Ее слова пронзили Джона как молния, его тело резко дернулось, и он замер. О, Боже, он даже не знал, сказала она это ему или некой мечте, которую видела во сне, но все в нем затрепетало от этих слов. Он хотел услышать эти слова снова, произнесенные ею не во сне, хотел видеть глаза Мишель, изучающие его, когда она говорит это, чтобы он видел, о чем она думает в этот момент. Отчаянно Джон еще глубже вошел в нее, пытаясь проникнуть в ее тело так глубоко, чтобы ничто не могло разделить их.

- Мишель, - прошептал он в блаженной агонии, прижимаясь губами к ее шее.

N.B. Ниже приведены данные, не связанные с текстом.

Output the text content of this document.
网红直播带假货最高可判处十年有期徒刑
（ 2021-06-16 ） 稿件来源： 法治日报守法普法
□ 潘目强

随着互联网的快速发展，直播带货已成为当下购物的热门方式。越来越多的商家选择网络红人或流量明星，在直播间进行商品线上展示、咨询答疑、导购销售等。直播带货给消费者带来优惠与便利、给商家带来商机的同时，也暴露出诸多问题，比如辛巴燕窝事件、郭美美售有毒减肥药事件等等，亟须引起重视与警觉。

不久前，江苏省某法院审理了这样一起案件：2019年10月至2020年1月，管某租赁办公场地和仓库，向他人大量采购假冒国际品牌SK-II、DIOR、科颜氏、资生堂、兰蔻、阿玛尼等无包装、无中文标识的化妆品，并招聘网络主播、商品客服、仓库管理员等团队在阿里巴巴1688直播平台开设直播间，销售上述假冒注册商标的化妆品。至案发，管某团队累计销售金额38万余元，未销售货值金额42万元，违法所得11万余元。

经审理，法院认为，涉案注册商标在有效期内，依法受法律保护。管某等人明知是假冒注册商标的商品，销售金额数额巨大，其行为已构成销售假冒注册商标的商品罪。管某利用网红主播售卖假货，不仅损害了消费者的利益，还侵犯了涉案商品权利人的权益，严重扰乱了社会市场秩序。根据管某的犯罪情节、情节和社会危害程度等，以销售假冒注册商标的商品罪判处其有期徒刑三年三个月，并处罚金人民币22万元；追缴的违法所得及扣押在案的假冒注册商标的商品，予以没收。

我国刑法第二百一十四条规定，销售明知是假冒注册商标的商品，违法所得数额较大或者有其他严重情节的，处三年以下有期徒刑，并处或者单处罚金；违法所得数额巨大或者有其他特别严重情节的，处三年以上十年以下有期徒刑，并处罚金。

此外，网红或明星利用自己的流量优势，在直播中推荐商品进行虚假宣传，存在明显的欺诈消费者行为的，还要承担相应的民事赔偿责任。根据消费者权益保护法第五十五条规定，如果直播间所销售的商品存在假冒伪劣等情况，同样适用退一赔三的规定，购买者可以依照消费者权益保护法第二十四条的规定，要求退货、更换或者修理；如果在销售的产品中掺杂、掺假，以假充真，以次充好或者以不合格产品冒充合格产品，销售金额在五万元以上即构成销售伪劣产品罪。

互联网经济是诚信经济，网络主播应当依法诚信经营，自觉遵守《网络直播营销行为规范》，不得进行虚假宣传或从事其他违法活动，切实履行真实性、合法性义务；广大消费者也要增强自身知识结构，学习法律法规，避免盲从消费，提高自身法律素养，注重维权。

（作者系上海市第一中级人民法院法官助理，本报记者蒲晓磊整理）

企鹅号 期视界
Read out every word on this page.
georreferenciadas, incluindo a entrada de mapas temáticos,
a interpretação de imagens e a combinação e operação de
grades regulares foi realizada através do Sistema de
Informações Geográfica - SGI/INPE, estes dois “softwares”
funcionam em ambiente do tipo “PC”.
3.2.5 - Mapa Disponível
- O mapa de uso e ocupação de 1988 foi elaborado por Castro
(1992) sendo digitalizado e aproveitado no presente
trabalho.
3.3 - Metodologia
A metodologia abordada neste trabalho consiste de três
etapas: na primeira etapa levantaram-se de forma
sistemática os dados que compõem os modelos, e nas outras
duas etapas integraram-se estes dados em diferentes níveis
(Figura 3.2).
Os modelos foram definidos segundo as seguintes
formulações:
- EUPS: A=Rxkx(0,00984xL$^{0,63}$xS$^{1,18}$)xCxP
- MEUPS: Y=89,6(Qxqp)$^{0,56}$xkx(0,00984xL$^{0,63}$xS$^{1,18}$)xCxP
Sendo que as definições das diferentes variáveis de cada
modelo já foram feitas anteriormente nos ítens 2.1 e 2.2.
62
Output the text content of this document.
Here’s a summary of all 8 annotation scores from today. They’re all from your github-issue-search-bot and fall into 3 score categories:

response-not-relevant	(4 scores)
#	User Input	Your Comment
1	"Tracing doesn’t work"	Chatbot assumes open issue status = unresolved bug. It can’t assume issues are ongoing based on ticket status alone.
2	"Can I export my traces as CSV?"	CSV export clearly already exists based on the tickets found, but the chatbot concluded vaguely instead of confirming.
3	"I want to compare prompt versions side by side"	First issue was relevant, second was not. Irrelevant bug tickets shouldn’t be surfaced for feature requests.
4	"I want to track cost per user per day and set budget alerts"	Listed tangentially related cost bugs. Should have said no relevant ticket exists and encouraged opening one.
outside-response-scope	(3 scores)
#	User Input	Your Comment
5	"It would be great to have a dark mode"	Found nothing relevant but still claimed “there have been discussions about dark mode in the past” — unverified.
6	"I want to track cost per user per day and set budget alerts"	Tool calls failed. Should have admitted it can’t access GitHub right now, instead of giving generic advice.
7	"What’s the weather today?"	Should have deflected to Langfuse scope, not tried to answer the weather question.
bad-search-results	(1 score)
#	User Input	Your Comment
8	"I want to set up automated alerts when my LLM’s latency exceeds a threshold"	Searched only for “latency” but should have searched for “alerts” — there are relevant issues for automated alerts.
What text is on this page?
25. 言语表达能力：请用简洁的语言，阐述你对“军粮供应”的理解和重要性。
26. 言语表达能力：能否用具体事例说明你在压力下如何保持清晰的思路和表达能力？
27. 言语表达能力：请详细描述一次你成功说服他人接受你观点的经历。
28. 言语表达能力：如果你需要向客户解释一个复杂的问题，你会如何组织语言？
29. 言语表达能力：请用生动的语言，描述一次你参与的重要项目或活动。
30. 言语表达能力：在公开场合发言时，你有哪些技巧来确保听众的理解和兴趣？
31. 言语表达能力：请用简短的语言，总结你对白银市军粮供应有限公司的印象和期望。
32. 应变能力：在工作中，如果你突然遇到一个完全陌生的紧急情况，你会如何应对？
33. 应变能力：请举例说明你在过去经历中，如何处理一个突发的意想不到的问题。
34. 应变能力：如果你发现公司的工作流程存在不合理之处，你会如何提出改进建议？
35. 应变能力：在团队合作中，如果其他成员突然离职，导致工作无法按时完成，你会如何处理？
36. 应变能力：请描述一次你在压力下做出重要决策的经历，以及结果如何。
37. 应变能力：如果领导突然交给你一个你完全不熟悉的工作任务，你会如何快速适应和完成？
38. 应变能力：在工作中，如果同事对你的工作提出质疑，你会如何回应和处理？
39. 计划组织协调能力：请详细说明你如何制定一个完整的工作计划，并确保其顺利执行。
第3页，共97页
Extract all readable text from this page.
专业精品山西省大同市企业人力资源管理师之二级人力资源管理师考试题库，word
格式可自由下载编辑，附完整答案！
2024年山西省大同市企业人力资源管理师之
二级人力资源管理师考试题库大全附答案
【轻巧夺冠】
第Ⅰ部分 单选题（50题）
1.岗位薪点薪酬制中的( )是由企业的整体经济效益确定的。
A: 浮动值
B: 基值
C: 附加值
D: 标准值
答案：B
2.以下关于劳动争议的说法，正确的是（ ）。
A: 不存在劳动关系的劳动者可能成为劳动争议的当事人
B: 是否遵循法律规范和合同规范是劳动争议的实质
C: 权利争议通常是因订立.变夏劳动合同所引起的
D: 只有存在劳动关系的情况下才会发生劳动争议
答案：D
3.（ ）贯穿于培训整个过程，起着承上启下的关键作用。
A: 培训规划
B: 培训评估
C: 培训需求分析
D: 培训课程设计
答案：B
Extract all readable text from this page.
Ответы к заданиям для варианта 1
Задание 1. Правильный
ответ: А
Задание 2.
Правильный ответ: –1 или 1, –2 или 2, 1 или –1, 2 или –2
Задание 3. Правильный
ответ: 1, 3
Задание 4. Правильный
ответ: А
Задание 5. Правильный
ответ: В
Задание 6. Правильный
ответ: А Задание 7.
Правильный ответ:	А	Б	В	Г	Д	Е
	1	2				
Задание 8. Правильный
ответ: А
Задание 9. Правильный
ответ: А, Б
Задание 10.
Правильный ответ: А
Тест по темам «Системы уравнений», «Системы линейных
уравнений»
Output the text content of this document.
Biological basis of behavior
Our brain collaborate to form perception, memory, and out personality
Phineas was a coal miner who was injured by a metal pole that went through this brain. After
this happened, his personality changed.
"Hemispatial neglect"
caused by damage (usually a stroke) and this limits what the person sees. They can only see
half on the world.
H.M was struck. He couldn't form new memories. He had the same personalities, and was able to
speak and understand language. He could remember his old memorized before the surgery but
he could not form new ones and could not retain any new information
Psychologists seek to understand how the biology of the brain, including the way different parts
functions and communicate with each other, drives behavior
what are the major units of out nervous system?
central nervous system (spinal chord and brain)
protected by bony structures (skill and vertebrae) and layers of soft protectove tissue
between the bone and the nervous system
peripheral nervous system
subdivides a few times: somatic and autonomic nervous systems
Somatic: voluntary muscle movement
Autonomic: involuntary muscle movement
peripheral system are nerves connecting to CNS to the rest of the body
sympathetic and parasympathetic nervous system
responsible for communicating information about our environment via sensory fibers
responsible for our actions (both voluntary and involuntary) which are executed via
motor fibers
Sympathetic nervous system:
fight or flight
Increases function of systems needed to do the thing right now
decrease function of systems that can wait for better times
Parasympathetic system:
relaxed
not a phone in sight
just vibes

Мишель приподнялась, выгибаясь снова, поскольку находилась еще в полусне, в бессознательном состоянии. Но даже во сне она знала, что ее касается Джон, ее тело немедленно реагировало именно на него, открывалось для него, приветствовало его. Она не подвергала сомнению его присутствие: он был здесь, и это было всем, что имело значение. Любовь вспыхнула в ней с такой силой, что Мишель не сдержалась и призналась ему в этом, все остальное не имело для нее сейчас значения. Она была словно в горячке, ее чувства смешались, ее тело дрожало от силы чувственных толчков, с которыми он погружался в нее. Она чувствовала его глубоко в себе, и закричала от невероятного, почти животного удовольствия, когда ее накрыли волны острого наслаждения. Своими бедрами и руками из стальных мышц он прижимал ее к себе, обнимая, в то время как она в исступлении напряглась под ним, и ощущение ее мягкой внутренней пульсации, сжимающей его, привело к тому, что он сам взорвался в сладком, жарком безумии.